Can Alyce be Australia’s next top model?
KIAMA’S next top model, Alyce Crawford, admitted she was star struck by the famous people she has met recently, but if she is lucky she could be the catwalk’s next star.
Eighteen-year-old Alyce is one of the 13 contestants in this year’s series of the Foxtel show Australia’s Next Top Model.
“I love the show and I always wanted to be on it, but I thought ‘as if’ I’m going to get on,” she said.
“But then my boyfriend’s brother’s girlfriend (Rebecca Jobson), she said she was trying out and I though I would go too.”
As it turned out, Alyce and Rebecca were successful at the auditions.
Alyce finished her HSC last year at St Joseph’s in Albion Park and was contemplating studying journalism or public relations at university before she found out she was an ANTM finalist.
She had some previous modelling experience, but said that since she was in Year 12 she did not have much time to travel to casting calls for jobs.
Now she is being transformed from a girl into a model, in the words of the finalists’ mentor Jonathan Pease.
“This is about giving them the tools so when they get out there they can do all different types of modelling,” he said. “On the journey from little girl to top model, the key is versatility.”
He described Alyce as a “good egg” and said she had a lot of personality. She’s got natural model features and the poise of a model.
“She has got a couple of limitations, but I think if she works hard she can get through it.”
The finalists live together in a stunning waterfront mansion in Port Hacking.
“Living in the house is fine, it’s fun,” Alyce said. “I’m not really one of those people who needs alone time. Everyone just gets along. Some people do get annoying, but mostly we get along.”
However, she said she was finding being apart from her family hard since she was very close to them.
A typical week involves a lesson on the week’s topic on Monday, a challenge on Tuesday, the reward (or punishment) that resulted from the challenge on Wednesday, a photo shoot on Thursday and elimination on Saturday.
The girls usually get Friday and Sunday off, but still keep busy with workouts, household chores and interviews.
“It’s been so exciting, it’s so full-on. The things we do are so unbelievable and I still can’t believe that I’m here,” Alyce said.
The day the Kiama Independent visited the set, the girls were doing a mock screen test for a television advertisement, rather than a still photographic shoot.
Alyce said this task was challenging because she didn’t really consider herself much of an actress.
“I’d rather do a photo shoot any day, but (acting) is part of it too.

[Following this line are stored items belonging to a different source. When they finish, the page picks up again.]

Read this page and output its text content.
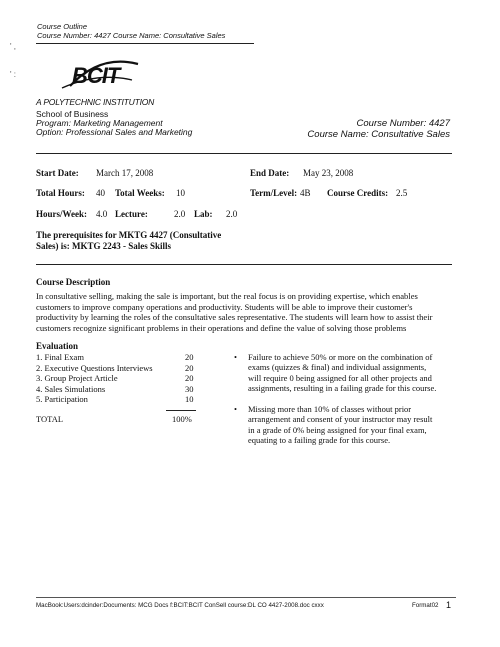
' ,
' :
Course Outline
Course Number: 4427 Course Name: Consultative Sales
BCIT
A POLYTECHNIC INSTITUTION
School of Business
Program: Marketing Management
Option: Professional Sales and Marketing
Course Number: 4427
Course Name: Consultative Sales
Start Date: March 17, 2008	End Date: May 23, 2008
Total Hours: 40 Total Weeks: 10	Term/Level: 4B Course Credits: 2.5
Hours/Week: 4.0 Lecture:	2.0 Lab: 2.0
The prerequisites for MKTG 4427 (Consultative
Sales) is: MKTG 2243 - Sales Skills
Course Description
In consultative selling, making the sale is important, but the real focus is on providing expertise, which enables
customers to improve company operations and productivity. Students will be able to improve their customer's
productivity by learning the roles of the consultative sales representative. The students will learn how to assist their
customers recognize significant problems in their operations and define the value of solving those problems
Evaluation
1. Final Exam	20
2. Executive Questions Interviews	20
3. Group Project Article	20
4. Sales Simulations	30
5. Participation	10
TOTAL	100%
• Failure to achieve 50% or more on the combination of
exams (quizzes & final) and individual assignments,
will require 0 being assigned for all other projects and
assignments, resulting in a failing grade for this course.
• Missing more than 10% of classes without prior
arrangement and consent of your instructor may result
in a grade of 0% being assigned for your final exam,
equating to a failing grade for this course.
MacBook:Users:dcinder:Documents: MCG Docs f:BCIT:BCIT ConSell course:DL CO 4427-2008.doc cxxx	Format02 1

I’m learning that there’s a lot more to modelling than I thought.”
ANTM publicist Brooke Cashell said most of the girls were in the same position.

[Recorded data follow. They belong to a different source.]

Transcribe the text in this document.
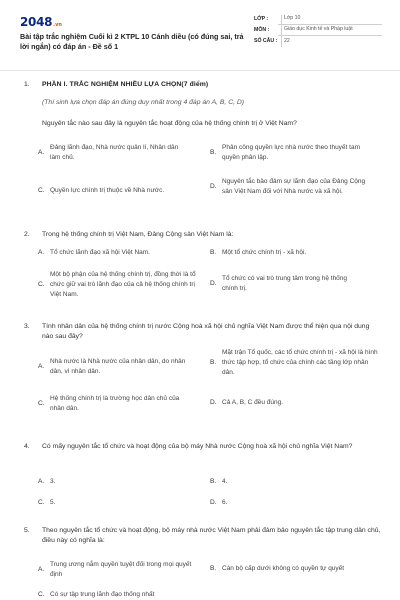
2048 .vn
Bài tập trắc nghiệm Cuối kì 2 KTPL 10 Cánh diều (có đúng sai, trả lời ngắn) có đáp án - Đề số 1
LỚP :	Lớp 10
MÔN :	Giáo dục Kinh tế và Pháp luật
SỐ CÂU :	22
1. PHẦN I. TRẮC NGHIỆM NHIỀU LỰA CHỌN(7 điểm)
(Thí sinh lựa chọn đáp án đúng duy nhất trong 4 đáp án A, B, C, D)
Nguyên tắc nào sau đây là nguyên tắc hoạt động của hệ thống chính trị ở Việt Nam?
A.
Đảng lãnh đạo, Nhà nước quản lí, Nhân dân làm chủ.
B.
Phân công quyền lực nhà nước theo thuyết tam quyền phân lập.
C. Quyền lực chính trị thuộc về Nhà nước.
D.
Nguyên tắc bảo đảm sự lãnh đạo của Đảng Cộng sản Việt Nam đối với Nhà nước và xã hội.
2. Trong hệ thống chính trị Việt Nam, Đảng Cộng sản Việt Nam là:
A. Tổ chức lãnh đạo xã hội Việt Nam.	B. Một tổ chức chính trị - xã hội.
C.
Một bộ phận của hệ thống chính trị, đồng thời là tổ chức giữ vai trò lãnh đạo của cả hệ thống chính trị Việt Nam.
D.
Tổ chức có vai trò trung tâm trong hệ thống chính trị.
3. Tính nhân dân của hệ thống chính trị nước Cộng hoà xã hội chủ nghĩa Việt Nam được thể hiện qua nội dung nào sau đây?
A.
Nhà nước là Nhà nước của nhân dân, do nhân dân, vì nhân dân.
B.
Mặt trận Tổ quốc, các tổ chức chính trị - xã hội là hình thức tập hợp, tổ chức của chính các tầng lớp nhân dân.
C.
Hệ thống chính trị là trường học dân chủ của nhân dân.
D. Cả A, B, C đều đúng.
4. Có mấy nguyên tắc tổ chức và hoạt động của bộ máy Nhà nước Cộng hoà xã hội chủ nghĩa Việt Nam?
A. 3.	B. 4.
C. 5.	D. 6.
5. Theo nguyên tắc tổ chức và hoạt động, bộ máy nhà nước Việt Nam phải đảm bảo nguyên tắc tập trung dân chủ, điều này có nghĩa là:
A.
Trung ương nắm quyền tuyệt đối trong mọi quyết định
B. Cán bộ cấp dưới không có quyền tự quyết
C. Có sự tập trung lãnh đạo thống nhất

“A lot of them are very good in front of cameras to pose and pout, but then to get up and say a line, it’s really hard,” she said.

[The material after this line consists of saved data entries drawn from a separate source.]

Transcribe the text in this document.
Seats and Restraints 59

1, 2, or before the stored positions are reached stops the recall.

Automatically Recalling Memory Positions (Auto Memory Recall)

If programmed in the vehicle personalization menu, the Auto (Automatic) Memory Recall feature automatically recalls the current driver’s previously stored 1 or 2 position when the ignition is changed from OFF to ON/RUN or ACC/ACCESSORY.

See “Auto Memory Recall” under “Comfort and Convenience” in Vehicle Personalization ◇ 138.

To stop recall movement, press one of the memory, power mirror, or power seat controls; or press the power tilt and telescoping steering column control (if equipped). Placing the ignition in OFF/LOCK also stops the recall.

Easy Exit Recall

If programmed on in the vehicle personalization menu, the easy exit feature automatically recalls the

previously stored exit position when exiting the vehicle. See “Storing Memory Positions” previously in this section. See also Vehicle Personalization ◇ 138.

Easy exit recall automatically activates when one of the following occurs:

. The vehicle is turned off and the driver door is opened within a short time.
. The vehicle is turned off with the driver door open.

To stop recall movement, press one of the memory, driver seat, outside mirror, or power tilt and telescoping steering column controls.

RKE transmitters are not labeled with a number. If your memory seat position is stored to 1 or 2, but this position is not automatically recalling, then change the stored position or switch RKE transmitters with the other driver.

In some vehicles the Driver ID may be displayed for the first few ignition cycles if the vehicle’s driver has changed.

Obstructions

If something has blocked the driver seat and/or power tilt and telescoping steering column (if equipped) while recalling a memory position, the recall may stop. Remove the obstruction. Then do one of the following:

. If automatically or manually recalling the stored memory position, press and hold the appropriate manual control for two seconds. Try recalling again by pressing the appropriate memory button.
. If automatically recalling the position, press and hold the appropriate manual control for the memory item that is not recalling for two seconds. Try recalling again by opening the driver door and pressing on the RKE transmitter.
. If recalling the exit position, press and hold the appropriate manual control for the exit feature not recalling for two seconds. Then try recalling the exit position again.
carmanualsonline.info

Mr Pease agreed, saying the screen test had really put the contestants through their paces, but it taught a useful lesson because ad campaigns were where the real money was in modelling.
The ad was based on a recent campaign by tampon brand U by Kotex and involved the models toting around a large stuffed beaver (one of the crew members remarked, “They might not know who Winston Churchill is, but they all recognise a beaver”).
This posed an extra challenge, particularly for the younger girls, and Mr Pease said he had been worried about Alyce being giggly.
Alyce said she was getting used to people talking about her openly and giving critiques.
“We get evaluated a lot, so although it is constructive because you do need to learn from what people are telling you, it can be hard to hear sometimes,” she said.
“Any mistake could cost you your place in the competition.”
That said, she is really proud of what she has achieved so far.
“Getting on the show at all really, it’s not that I’ve made it but it’s a start, it’s a big start,” she said.
Australia’s Next Top Model 4 premieres on Fox8 at 7.30pm next Tuesday, April 22.